REPUBLIKA.CO.ID,JAKARTA—Wakil Ketua DPR RI, Priyo Budi Santoso mengaku lega mendengar kabar ada kesalahan administrasi pada penetapan status tersangka Ketua Komisi Pemilihan Umum (KPU), Abdul Hafidz Anshary. ‘’Saya lega karena hari ini mendengar kabar ada kesaalahan administratif bahwa ketua KPU belum djadikan tersangka,’’ katanya di gedung DPR, Jakarta, Kamis (13/10).
Ia mengaku lega karena meyakini bahwa semua pejabat publik yang mengeluarkan kebijakan sesuai dengan aturan main yang ada. Pasalnya, tidak boleh dikriminalisasi kecuali yang bersangkutan sengaja membuat surat palsu. ‘’Menurut saya sudahlah, kasus ini ditutup saja. Tapi kalau ingin diperiksa jangan belebihan, kecuali ada indikasi surat palsu,’’ tambahnya.
Ia juga menyoroti kesalahan ketik yang diakui oleh Bareskrim. Menurutnya, hal itu tidak boleh terjadi. Makanya, simpang siur kasus ini harus dihentikan. Agar kepolisian dan kejaksaan hati-hati, cermat dan professional. Apalagi di saat DPR ingin menambah anggaran kedua jajaran itu menjadi lebih besar. ‘’Kalau ada seperti ini kita jadi ragu-ragu,’’ cetusnya.
Menurutnya, jika dibandingkan, selama ini DPR terlalu memuja Komisi Pemberantasan Korupsi (KPK) dengan menggelontorkan dana sangat besar dibandingkan dengan yang disiapkan untuk kejaksaan agung dan kepolisian.

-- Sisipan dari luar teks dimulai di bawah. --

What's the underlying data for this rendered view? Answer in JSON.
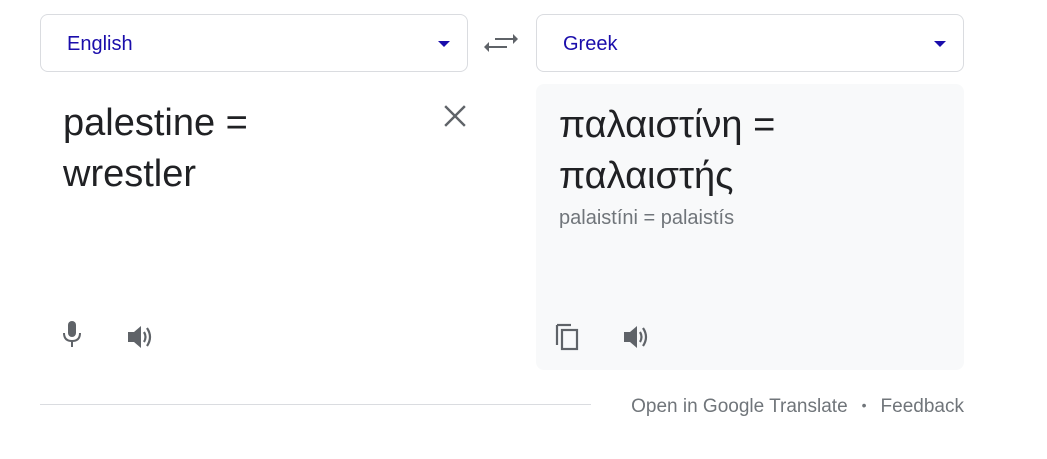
{
  "source_language": {
    "label": "English"
  },
  "target_language": {
    "label": "Greek"
  },
  "source_text": {
    "line1": "palestine =",
    "line2": "wrestler"
  },
  "target_text": {
    "line1": "παλαιστίνη =",
    "line2": "παλαιστής",
    "transliteration": "palaistíni = palaistís"
  },
  "icons": {
    "source_dropdown": "chevron-down-icon",
    "target_dropdown": "chevron-down-icon",
    "swap": "swap-languages-icon",
    "clear": "close-icon",
    "microphone": "microphone-icon",
    "source_speaker": "speaker-icon",
    "copy": "copy-icon",
    "target_speaker": "speaker-icon"
  },
  "footer": {
    "open_link": "Open in Google Translate",
    "separator": "•",
    "feedback_link": "Feedback"
  },
  "colors": {
    "link_blue": "#1a0dab",
    "icon_gray": "#5f6368",
    "muted_text": "#70757a",
    "panel_bg": "#f8f9fa",
    "border": "#dadce0"
  }
}
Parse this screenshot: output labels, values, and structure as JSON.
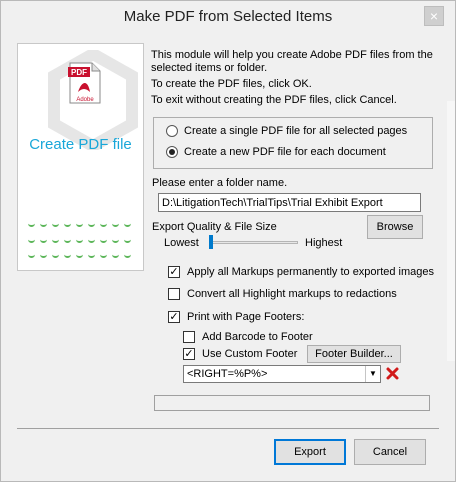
{
  "window": {
    "title": "Make PDF from Selected Items",
    "close_glyph": "×"
  },
  "banner": {
    "icon": "adobe-pdf-file-icon",
    "icon_badge": "PDF",
    "icon_brand": "Adobe",
    "title": "Create PDF file"
  },
  "intro": {
    "line1": "This module will help you create Adobe PDF files from the selected items or folder.",
    "line2": "To create the PDF files, click OK.",
    "line3": "To exit without creating the PDF files, click Cancel."
  },
  "mode": {
    "options": [
      {
        "label": "Create a single PDF file for all selected pages",
        "selected": false
      },
      {
        "label": "Create a new PDF file for each document",
        "selected": true
      }
    ]
  },
  "folder": {
    "label": "Please enter a folder name.",
    "value": "D:\\LitigationTech\\TrialTips\\Trial Exhibit Export",
    "browse_label": "Browse"
  },
  "quality": {
    "label": "Export Quality & File Size",
    "min_label": "Lowest",
    "max_label": "Highest",
    "level_fraction": 0.0
  },
  "options": {
    "apply_markups": {
      "label": "Apply all Markups permanently to exported images",
      "checked": true
    },
    "convert_highlight": {
      "label": "Convert all Highlight markups to redactions",
      "checked": false
    },
    "page_footers": {
      "label": "Print with Page Footers:",
      "checked": true
    },
    "add_barcode": {
      "label": "Add Barcode to Footer",
      "checked": false
    },
    "custom_footer": {
      "label": "Use Custom Footer",
      "checked": true
    },
    "footer_builder_label": "Footer Builder...",
    "footer_value": "<RIGHT=%P%>",
    "check_glyph": "✓",
    "dropdown_glyph": "▼",
    "delete_glyph": "✖"
  },
  "footer_buttons": {
    "export_label": "Export",
    "cancel_label": "Cancel"
  },
  "colors": {
    "accent_blue": "#19a7d9",
    "delete_red": "#d11a1a",
    "slider_blue": "#007acc",
    "dot_green": "#5db65a"
  }
}
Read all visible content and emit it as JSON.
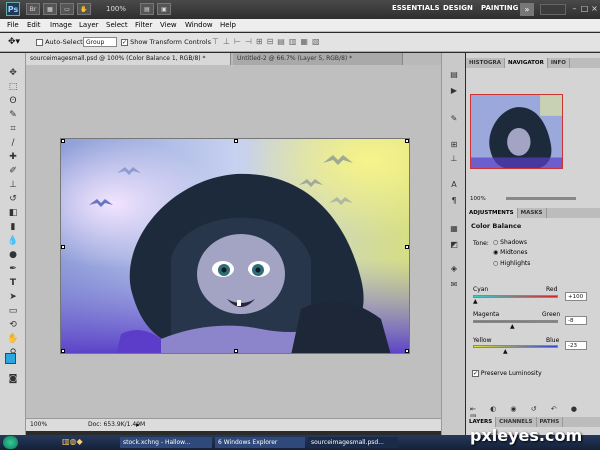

Karena itu, sejak DPR berencana meningkatkan penanganan korupsi di tingkat kejaksaan agung dan kepolisian, anggaran untuk dua lembaga itu akan ditingkatkan sehingga sebanding dengan KPK. ‘’Perbandingannya untuk satu kasus itu ibaratnya Polri Rp 2 juta, kpk Rp 15 juta. Itu perbandingannya tapi angka pastinya belum saya cek,’’ lanjutnya.
Meskipun begitu, katanya, bukan berarti lemahnya kinerja kepolisian karena rendahnya anggaran yang diberikan. ‘’Kalau anggaran besar itu tidak baik kita cabut lagi. Kita harapkan polisi bisa menyamai prestasi KPK dalam hal pemberantasan korupsi,’’ ujarnya.